The over-striver also shares this same ideal-actual discrepancy (Martire, 1956). Rather than avoiding a test of their worth, however, these students are driven to avoid failure by actually living up to their overly demanding ideals. The parents of over-strivers demand excellence, and typically nurture the proper intellectual tools to insure success, but in the process over-zealously pressure the child by also punishing failure.
A generalization regarding the quality of child rearing and later achievement is that students raised in authoritative homes – homes in which parents respect their children’s ideas, and act in accepting ways – are likely to do better in school than youngsters raised in authoritarian environments, which stress obedience and conformity to adult authority (Baumrind, 1991). However, if this is true, then why should Asian American children, whose home life is rated relatively high in authoritarian characteristics, tend to perform better academically than any other ethnic group? And, conversely, why should African American children, whose homes are generally characterized as authoritative, tend to perform relatively poorly in schools?
Lawrence Steinberg and his colleagues (Steinberg, Dornbusch, & Brown, 1992) suggest that peer-group dynamics may explain these apparent contradictions.

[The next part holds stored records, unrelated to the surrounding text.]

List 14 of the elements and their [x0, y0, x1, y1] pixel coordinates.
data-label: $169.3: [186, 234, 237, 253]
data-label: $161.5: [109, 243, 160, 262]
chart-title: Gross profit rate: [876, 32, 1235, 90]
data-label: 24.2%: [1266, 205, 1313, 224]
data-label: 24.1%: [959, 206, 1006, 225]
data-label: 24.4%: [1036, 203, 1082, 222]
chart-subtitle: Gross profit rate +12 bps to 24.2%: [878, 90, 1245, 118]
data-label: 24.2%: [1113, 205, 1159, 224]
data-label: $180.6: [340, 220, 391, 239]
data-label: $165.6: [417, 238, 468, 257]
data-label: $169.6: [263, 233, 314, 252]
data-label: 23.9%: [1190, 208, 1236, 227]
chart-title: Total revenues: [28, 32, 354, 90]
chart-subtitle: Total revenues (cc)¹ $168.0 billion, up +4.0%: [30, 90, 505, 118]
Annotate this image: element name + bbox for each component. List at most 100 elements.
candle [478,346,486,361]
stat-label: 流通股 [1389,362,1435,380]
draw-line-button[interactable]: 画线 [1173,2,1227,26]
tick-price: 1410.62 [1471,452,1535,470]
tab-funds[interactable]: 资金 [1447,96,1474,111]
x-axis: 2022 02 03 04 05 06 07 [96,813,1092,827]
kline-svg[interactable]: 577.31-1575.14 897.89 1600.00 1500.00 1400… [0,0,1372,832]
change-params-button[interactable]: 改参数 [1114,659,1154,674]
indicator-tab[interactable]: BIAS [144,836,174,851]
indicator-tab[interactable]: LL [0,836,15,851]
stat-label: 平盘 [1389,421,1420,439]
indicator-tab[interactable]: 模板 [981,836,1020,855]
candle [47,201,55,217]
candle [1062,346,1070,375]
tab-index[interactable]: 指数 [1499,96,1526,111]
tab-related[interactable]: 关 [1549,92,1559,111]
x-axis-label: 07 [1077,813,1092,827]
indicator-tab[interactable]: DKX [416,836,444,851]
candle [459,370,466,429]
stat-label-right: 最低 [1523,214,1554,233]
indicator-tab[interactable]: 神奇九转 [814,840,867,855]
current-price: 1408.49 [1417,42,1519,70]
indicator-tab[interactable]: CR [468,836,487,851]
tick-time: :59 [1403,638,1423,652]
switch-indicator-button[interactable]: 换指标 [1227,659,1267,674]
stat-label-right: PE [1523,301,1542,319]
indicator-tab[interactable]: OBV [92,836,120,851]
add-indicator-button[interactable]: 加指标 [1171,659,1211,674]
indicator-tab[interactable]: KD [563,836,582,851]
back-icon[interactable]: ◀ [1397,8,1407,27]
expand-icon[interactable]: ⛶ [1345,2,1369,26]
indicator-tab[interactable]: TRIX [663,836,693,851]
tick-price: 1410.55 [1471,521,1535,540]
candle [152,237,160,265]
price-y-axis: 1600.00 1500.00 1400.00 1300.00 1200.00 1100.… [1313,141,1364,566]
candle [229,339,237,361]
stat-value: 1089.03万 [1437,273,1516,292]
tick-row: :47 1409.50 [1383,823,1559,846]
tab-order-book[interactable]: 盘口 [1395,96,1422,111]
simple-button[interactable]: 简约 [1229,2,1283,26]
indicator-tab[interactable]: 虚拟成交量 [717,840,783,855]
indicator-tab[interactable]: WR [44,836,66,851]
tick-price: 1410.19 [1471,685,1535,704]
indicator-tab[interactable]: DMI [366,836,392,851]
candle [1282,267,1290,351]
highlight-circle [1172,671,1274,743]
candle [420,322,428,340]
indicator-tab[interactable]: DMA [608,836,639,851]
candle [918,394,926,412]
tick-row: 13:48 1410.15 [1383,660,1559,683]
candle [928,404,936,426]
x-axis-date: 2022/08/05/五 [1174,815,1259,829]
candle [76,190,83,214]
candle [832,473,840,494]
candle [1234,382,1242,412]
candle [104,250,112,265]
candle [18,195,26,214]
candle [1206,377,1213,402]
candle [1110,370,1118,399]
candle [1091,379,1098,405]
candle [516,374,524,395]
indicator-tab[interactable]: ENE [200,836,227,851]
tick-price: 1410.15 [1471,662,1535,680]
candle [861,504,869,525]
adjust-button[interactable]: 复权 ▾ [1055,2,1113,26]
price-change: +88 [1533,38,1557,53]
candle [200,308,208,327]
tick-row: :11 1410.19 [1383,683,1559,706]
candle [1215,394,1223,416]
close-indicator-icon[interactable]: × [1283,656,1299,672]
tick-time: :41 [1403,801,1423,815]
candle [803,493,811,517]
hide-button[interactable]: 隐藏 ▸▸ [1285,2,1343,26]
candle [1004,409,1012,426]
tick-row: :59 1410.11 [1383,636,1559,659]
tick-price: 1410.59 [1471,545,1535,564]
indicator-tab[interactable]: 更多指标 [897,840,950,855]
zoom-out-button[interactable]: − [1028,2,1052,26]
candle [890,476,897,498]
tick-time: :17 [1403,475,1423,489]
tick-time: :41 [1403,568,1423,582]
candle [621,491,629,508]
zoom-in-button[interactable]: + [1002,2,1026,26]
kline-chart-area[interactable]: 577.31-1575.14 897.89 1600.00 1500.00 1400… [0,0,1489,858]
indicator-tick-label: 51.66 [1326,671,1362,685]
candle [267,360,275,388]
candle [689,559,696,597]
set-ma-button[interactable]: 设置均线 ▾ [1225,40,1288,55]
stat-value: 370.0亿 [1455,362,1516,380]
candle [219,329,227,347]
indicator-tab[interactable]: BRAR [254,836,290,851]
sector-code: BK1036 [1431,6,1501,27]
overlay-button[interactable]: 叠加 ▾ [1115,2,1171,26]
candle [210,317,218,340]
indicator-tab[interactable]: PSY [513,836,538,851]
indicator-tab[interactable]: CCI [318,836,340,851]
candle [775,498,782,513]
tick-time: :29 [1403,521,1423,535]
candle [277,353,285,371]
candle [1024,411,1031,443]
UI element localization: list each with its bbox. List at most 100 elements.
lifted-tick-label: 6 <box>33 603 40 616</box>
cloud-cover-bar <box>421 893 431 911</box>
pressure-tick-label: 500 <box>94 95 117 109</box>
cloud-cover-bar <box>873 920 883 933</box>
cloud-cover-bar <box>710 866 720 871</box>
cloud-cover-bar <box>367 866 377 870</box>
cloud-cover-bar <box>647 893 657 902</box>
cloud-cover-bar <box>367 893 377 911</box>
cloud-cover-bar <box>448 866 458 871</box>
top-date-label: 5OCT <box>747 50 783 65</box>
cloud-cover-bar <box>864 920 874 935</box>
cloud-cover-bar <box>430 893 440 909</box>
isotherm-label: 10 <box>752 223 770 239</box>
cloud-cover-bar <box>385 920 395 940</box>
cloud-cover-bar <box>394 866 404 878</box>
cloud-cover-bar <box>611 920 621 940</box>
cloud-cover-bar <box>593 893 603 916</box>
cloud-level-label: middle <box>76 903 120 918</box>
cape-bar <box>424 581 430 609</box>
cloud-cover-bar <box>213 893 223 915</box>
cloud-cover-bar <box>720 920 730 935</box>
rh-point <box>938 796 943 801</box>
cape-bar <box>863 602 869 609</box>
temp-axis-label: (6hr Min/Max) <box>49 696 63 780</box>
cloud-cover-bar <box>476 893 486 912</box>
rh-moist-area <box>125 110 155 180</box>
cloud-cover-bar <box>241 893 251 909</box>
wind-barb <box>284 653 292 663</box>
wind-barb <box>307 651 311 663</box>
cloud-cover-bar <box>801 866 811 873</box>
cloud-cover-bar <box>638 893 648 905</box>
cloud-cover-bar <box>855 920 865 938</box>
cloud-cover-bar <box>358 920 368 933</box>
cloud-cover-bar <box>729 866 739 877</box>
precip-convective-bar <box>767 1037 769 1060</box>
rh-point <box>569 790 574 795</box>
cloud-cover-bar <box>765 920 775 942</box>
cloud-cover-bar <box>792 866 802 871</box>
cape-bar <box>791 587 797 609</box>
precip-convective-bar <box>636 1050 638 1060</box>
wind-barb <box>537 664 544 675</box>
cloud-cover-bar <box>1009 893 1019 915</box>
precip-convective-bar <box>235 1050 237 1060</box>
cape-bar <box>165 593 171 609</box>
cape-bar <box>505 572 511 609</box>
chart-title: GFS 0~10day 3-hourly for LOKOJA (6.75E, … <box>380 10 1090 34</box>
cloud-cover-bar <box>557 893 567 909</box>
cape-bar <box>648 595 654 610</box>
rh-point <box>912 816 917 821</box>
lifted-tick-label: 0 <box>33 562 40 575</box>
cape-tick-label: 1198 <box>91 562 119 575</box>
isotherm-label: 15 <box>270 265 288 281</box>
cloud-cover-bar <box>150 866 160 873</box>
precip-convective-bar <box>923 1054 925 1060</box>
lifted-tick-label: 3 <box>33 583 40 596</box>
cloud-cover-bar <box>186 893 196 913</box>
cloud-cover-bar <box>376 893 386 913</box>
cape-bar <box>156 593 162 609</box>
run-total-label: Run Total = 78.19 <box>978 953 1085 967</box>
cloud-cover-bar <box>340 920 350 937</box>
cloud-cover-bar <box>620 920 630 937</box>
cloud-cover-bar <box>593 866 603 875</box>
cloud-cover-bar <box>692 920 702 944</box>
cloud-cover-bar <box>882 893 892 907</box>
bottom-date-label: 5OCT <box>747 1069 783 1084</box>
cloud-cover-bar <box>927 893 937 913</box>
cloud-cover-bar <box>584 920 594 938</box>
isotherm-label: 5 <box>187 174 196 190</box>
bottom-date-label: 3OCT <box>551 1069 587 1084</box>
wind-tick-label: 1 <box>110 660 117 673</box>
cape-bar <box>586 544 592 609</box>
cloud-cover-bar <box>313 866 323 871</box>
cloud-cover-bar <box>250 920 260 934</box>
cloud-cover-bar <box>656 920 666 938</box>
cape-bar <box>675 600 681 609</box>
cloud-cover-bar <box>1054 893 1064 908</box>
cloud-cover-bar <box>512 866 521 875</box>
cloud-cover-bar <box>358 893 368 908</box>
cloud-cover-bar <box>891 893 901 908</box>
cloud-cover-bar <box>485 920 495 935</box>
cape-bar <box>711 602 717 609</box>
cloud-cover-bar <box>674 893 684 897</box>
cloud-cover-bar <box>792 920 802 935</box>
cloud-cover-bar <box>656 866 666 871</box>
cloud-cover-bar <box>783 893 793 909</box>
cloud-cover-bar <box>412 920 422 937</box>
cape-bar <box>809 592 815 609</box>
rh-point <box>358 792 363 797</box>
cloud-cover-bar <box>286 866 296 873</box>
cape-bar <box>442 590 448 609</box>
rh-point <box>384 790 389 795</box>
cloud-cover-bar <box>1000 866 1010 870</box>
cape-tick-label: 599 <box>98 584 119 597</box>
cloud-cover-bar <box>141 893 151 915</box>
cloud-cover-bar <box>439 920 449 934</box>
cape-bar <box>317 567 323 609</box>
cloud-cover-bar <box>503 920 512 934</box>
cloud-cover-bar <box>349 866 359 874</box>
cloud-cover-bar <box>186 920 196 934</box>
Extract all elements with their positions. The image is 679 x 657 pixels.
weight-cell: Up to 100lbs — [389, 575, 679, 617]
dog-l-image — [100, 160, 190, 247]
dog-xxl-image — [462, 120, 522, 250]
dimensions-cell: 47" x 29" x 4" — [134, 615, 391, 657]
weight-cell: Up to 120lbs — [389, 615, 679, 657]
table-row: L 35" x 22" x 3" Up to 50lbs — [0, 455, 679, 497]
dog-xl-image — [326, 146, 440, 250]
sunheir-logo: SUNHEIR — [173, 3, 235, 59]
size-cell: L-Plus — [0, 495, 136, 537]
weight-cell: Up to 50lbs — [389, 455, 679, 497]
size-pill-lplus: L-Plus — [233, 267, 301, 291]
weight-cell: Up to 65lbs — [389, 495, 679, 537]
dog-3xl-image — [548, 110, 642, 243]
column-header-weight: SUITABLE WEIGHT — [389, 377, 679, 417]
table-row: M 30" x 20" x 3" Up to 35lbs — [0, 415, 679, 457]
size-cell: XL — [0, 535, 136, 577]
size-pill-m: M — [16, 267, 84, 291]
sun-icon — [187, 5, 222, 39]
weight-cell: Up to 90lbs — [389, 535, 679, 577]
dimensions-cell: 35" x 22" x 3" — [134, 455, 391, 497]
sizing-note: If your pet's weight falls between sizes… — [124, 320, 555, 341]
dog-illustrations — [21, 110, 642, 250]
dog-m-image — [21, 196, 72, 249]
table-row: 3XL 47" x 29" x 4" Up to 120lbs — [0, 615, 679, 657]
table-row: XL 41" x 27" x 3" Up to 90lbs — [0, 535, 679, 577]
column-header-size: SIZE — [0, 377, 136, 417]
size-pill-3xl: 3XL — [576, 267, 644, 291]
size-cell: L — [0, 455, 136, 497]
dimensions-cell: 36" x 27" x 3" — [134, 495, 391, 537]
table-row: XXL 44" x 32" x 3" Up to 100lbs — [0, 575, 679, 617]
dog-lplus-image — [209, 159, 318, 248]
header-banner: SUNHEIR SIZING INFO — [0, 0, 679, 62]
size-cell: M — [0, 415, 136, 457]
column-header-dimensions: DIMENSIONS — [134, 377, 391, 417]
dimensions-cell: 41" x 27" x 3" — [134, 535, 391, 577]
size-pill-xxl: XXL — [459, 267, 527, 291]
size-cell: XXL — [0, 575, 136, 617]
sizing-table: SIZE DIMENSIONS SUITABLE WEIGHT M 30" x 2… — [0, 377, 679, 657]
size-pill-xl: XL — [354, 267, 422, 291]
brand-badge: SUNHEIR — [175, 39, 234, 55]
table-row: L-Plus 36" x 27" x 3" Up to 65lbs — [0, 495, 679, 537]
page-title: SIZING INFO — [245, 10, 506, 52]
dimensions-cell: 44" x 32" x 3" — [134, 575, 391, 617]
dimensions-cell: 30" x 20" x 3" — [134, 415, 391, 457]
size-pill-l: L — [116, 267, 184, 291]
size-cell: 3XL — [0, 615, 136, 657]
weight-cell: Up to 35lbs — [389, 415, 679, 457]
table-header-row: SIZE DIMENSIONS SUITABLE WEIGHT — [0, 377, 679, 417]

Peers who value doing well in school reinforce one another in positive ways academically so that Asian youngsters whose parents and peer groups both push them in the same direction academically perform well in school. In contrast, other minorities, mainly African Americans and Hispanics, have relatively less peer support academically and as a consequence are less likely to do well in school despite warm parenting styles. Thus, according to Steinberg, in order to thrive academically, many minority youngsters must go outside their primary peer affiliation for support, thus splitting their allegiances.